To capture this potential, the Humanitarian Technology Challenge — a “mashup” of technologists, health, and development experts — launched during a two-day conference in June 2009 at the National Academy of Sciences in Washington, D.C. Its goal: to engage engineers, health experts, and aid workers who are willing to share their time and skills to help develop tools and applications for resource-poor environments.
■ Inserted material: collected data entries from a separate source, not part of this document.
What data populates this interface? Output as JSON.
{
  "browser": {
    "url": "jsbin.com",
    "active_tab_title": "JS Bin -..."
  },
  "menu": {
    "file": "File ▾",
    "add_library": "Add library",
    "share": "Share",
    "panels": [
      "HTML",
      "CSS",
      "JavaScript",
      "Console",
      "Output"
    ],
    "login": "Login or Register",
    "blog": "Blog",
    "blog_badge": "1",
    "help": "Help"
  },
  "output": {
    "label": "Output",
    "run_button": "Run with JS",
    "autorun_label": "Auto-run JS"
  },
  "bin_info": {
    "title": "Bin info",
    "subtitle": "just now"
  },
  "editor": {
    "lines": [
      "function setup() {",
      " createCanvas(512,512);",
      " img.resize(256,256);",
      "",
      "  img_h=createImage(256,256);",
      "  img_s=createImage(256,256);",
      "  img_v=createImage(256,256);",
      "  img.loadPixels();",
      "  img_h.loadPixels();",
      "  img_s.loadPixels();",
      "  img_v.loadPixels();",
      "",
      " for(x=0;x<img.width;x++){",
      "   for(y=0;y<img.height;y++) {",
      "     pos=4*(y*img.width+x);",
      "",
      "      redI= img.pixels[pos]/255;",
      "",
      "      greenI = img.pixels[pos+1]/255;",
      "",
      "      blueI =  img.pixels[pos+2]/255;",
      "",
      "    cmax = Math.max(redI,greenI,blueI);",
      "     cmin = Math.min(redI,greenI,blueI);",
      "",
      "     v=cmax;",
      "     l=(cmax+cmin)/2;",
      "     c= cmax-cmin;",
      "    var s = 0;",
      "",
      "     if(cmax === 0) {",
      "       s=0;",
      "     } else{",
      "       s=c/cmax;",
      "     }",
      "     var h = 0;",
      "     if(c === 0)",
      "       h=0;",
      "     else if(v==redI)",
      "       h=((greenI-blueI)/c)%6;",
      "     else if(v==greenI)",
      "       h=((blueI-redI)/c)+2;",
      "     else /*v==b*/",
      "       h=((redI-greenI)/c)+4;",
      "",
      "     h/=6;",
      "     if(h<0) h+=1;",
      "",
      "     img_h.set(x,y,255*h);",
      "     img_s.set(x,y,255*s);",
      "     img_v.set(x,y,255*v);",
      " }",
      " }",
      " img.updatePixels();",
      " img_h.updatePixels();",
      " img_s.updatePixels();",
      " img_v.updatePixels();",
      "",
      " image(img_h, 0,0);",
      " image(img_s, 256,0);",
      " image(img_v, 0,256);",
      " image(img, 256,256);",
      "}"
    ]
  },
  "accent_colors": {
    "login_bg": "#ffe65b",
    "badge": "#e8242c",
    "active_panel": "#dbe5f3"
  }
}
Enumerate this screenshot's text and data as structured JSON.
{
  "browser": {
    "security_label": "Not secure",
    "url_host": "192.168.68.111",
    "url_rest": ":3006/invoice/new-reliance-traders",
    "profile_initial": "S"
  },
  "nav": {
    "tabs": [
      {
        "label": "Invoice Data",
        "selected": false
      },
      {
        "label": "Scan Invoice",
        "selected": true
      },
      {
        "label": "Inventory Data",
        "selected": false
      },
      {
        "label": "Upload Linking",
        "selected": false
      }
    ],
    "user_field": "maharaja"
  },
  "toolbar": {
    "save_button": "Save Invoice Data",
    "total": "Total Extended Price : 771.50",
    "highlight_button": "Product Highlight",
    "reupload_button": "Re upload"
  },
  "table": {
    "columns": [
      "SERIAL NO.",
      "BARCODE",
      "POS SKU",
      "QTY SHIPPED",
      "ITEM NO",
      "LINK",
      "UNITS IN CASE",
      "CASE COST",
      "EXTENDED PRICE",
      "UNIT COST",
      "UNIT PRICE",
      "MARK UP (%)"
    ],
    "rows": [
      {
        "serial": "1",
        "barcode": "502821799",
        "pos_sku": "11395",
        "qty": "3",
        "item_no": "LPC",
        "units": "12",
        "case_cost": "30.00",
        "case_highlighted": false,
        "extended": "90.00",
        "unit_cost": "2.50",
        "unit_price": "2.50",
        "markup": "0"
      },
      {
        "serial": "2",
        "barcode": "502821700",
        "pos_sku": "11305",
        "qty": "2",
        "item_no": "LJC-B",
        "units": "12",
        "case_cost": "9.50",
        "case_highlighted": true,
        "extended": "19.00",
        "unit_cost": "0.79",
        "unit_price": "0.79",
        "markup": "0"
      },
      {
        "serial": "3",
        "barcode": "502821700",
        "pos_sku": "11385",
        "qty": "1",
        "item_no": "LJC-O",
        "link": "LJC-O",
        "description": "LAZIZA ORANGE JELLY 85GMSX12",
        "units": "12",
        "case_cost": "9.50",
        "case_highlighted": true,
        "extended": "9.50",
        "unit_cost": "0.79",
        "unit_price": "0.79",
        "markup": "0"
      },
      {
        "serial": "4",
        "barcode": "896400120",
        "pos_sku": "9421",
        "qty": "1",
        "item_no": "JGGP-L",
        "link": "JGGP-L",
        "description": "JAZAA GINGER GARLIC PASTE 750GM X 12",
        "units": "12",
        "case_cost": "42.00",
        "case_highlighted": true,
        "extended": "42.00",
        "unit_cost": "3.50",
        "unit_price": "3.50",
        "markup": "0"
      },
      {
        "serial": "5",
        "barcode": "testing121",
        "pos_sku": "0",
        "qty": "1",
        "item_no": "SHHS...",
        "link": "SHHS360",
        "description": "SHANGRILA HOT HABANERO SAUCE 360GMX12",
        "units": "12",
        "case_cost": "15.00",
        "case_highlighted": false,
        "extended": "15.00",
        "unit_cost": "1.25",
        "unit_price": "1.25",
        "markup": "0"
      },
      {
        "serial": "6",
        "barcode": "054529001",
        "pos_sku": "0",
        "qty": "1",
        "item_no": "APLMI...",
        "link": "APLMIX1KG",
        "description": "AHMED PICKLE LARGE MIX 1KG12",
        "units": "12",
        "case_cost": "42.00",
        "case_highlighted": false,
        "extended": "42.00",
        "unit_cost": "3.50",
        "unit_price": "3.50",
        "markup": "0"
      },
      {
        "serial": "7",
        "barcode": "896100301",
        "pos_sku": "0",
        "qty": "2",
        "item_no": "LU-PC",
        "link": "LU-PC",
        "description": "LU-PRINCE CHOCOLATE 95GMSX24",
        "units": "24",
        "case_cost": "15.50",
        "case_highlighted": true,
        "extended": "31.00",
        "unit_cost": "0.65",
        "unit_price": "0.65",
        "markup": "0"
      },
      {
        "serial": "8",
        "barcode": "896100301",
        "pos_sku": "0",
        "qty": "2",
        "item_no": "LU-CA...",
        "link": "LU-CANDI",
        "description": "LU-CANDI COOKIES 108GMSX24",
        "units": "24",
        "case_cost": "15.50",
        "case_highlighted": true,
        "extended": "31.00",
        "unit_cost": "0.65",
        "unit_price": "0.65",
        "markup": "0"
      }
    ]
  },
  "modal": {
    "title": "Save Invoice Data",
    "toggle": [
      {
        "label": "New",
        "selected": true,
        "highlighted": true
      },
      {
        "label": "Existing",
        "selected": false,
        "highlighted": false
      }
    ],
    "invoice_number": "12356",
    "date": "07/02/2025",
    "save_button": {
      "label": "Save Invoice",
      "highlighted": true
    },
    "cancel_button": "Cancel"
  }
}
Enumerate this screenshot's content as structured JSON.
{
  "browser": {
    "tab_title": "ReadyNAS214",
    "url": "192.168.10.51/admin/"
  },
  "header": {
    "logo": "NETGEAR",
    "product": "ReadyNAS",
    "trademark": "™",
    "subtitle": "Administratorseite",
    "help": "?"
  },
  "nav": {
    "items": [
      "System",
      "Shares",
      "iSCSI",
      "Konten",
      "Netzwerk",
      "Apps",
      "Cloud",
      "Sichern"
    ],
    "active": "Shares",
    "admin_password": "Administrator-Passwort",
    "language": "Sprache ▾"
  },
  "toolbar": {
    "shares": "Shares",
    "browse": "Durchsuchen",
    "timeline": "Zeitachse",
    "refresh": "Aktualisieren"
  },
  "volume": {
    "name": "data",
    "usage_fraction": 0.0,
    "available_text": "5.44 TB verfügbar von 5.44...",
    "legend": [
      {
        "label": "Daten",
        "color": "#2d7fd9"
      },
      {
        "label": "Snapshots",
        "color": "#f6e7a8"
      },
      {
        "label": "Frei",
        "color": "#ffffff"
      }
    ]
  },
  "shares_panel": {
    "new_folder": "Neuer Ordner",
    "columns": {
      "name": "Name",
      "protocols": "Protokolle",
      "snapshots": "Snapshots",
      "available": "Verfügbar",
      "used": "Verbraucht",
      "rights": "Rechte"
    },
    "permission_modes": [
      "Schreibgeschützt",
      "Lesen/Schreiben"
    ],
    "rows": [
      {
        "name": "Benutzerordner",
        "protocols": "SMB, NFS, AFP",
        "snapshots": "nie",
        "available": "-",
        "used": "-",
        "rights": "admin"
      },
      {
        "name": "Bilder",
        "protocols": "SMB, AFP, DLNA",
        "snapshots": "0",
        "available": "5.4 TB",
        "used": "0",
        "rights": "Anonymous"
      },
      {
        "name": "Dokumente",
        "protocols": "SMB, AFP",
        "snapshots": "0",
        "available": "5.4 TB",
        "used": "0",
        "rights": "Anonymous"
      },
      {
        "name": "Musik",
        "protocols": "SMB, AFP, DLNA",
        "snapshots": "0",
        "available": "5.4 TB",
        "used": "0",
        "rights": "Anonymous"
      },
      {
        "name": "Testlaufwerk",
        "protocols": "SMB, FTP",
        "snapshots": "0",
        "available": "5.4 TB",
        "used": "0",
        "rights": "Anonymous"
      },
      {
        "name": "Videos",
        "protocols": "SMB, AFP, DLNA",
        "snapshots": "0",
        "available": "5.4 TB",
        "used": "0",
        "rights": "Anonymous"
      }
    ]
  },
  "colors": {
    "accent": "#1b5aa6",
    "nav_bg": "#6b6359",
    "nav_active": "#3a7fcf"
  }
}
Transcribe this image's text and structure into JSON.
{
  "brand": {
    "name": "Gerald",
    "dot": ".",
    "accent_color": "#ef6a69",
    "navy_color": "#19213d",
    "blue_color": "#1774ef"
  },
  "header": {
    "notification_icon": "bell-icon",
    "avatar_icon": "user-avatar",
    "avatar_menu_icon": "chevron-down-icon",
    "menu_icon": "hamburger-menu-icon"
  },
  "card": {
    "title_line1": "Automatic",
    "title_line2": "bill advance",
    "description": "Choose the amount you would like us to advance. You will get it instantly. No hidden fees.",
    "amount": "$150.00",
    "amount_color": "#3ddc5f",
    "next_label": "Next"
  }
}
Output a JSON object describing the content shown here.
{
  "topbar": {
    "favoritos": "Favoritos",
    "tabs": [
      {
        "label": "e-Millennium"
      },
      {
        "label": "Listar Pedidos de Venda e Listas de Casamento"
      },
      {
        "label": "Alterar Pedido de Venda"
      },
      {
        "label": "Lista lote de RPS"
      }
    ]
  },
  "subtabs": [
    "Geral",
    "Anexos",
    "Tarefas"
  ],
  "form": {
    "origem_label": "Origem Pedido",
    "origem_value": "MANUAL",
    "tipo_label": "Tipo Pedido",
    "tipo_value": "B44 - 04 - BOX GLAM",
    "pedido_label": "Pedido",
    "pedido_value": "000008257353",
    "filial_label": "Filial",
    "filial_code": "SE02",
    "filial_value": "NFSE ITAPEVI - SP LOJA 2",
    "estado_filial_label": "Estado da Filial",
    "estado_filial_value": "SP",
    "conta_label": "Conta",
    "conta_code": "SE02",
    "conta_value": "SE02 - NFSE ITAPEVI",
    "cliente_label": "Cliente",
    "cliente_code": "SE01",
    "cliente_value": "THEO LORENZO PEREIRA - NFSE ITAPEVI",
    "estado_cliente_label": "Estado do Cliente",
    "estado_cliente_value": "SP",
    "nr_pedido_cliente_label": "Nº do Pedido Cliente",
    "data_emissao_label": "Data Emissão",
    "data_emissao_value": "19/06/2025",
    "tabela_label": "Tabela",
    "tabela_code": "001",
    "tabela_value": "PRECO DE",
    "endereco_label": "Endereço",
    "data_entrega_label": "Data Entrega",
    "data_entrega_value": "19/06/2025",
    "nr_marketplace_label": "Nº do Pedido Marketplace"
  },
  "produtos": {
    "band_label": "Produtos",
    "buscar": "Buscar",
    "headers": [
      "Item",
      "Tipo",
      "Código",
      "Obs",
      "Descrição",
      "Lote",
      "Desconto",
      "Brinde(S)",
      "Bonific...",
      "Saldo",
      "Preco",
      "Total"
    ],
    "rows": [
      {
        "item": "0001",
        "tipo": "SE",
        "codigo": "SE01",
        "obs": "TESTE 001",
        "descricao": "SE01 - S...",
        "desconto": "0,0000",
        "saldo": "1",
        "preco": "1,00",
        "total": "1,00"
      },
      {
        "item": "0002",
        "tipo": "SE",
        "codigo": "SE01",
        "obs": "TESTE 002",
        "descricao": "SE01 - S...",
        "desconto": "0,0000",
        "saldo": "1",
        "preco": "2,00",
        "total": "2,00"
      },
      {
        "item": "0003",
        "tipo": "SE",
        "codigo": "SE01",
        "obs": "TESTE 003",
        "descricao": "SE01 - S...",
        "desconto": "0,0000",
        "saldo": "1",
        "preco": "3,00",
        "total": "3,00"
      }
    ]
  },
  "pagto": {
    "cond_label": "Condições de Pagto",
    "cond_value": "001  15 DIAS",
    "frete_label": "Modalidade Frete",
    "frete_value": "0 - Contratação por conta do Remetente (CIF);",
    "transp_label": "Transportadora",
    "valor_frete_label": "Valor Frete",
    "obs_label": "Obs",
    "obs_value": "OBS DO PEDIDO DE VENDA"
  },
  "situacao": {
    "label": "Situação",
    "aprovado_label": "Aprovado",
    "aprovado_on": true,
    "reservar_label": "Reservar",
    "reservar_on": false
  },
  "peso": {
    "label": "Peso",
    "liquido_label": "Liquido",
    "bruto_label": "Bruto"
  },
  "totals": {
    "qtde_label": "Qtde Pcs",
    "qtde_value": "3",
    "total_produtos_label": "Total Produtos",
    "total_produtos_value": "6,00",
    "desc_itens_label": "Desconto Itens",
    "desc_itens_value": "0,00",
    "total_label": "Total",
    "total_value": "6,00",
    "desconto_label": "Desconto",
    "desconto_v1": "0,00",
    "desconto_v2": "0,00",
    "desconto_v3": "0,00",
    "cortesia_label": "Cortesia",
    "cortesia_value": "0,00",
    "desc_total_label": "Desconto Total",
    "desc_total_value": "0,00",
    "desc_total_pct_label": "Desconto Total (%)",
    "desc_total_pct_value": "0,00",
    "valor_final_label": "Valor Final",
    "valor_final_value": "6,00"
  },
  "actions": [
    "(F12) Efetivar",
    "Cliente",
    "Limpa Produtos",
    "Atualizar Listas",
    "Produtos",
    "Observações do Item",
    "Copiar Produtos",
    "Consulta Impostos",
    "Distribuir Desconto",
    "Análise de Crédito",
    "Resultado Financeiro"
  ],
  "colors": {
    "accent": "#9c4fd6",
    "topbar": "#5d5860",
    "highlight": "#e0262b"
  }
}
The Challenge is a joint initiative of IEEE, the world's largest association of engineers, and the United Nations Foundation and Vodafone Foundation Technology Partnership. It focuses on three health-related problems: reliable electricity; data connectivity for rural health offices; and patient identification tied to medical records — a problem particularly relevant to internally displaced and refugee populations.

The conference kicked off an online solutions development process that will continue through an online collaborative platform, and ultimately lead to product development that could be tested in environments like Columbia University's Millennium Villages Project. Learn more about and join the solutions development process.

At the conference, Christopher Fabian of UNICEF's Innovations Team reminded the audience that although technology is a major driver of the solution development, the challenges at hand fundamentally require meeting human needs shaped by environmental, cultural, and political factors. And, Fabian pointed out, though it’s called a “challenge,” the real opportunity is collaborative rather than competitive.

Keynote speaker Ken Banks of Kiwanja.net highlighted the possibilities that access to technology enables for international development. His free software tool, FrontlineSMS, enables large-scale distribution of text messages to mobile devices via laptop computers. FrontlineSMS has powered a number of successful NGO-driven advocacy campaigns, including election monitoring and human rights awareness-raising.

And in Dr. Laura Stachel’s case, her “solar suitcase” powers rural health clinics in Nigeria, providing critical ob-gyn support to women in labor who previously were turned away because the clinics lacked consistent electrical power. It's a bright idea that's taking on one of the world's toughest challenges — and that's what the Humanitarian Technology Challenge is all about.